The authors compared mental health and primary care providers in 2016 ACA plan using plan, network, and provider level data. They obtained a list of providers participating in each network from Vericred, a company that maintains complete provider-network data. Provider characteristics such as specialty and type were obtained from the Centers for Medicare and Medicaid Services, and plan characteristics such service area were obtained from the Robert Wood Johnson Foundation’s Health Insurance Exchange data set. They identified 531 unique provider networks offered by 281 different insurers, representing a nearly complete picture of plans on the ACA marketplaces.

The mental health provider group included psychiatrists and nonphysician mental health specialists such as psychologists, specialized NPs and PAs, and other behavioral specialists, counselors, and therapists with masters or doctoral degrees. The primary care provider group included physicians with a primary care internal medicine specialty, and nonphysicians such as NPs and PAs.  

Eligible providers for a network practiced in a county where a plan associated with the network was sold. Participating providers were those assigned to at least one plan network offered in the marketplaces. Network size was estimated by the ratio of the number of providers participating in each network to the total number of providers eligible for network participation in each state, and by the ratio of the number of providers participating in each network to the total number of providers participating in at least one network in each state. The authors also categorized network size with consumer-friendly groupings used in prior studies. Specifically, “narrow” networks were defined as including fewer than 25 percent of total providers in the state.
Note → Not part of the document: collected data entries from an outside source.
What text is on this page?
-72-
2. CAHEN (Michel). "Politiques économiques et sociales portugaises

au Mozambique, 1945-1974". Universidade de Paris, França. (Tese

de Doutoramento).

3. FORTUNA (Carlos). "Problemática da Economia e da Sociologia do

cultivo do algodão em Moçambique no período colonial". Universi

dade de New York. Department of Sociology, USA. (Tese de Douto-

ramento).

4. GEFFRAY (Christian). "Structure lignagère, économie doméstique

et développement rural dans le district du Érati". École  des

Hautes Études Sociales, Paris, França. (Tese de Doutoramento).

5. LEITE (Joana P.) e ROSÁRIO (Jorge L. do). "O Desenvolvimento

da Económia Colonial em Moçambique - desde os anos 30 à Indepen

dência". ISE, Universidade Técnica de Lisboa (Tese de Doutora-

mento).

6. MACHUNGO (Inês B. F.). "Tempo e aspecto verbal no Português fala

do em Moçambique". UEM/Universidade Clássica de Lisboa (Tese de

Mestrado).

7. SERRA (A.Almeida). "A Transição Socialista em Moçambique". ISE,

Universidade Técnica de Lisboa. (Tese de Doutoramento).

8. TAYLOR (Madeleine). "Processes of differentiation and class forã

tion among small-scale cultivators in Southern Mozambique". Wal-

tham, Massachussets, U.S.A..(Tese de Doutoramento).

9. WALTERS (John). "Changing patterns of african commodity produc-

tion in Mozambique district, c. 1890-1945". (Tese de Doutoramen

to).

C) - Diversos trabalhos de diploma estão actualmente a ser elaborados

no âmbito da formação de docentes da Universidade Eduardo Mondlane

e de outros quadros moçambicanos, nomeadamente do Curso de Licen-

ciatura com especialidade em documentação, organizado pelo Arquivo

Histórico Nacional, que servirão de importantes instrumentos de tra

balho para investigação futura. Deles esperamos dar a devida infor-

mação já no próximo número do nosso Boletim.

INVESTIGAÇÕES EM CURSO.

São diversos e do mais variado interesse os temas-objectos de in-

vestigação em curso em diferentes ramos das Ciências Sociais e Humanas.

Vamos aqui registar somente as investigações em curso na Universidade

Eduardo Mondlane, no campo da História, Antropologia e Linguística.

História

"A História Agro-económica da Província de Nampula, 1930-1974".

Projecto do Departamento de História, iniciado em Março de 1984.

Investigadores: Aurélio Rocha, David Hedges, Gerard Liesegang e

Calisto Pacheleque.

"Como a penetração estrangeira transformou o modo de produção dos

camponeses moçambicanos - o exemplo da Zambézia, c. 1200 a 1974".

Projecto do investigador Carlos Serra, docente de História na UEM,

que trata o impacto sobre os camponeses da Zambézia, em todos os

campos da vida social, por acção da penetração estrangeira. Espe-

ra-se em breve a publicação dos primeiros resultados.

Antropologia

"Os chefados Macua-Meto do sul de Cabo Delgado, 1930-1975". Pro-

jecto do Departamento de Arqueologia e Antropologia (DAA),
Study limitations included the absence of social workers in the dataset, and incomplete information on behavioral health carve-outs, which use specialized management firms to deliver mental health care to enrollees. These may result in under-reporting of mental health care providers. 

Lead Author:

Dr. Jane M. Zhu

Jane M. Zhu, MD, MPP, is a practicing internist, a 2016-2018 National Clinician Scholar, and an associate fellow at the Leonard Davis Institute of Health Economics at the University of Pennsylvania. She is interested in how reforms in delivery systems organization, health insurance, and provider payment affect access to and quality of care, particularly in chronic disease management and mental/behavioral health. She received her undergraduate degree at Duke University, and obtained dual degrees in medicine and public policy from Harvard Medical School and the Harvard Kennedy School of Government. She completed her residency training in internal medicine at the University of California, San Francisco.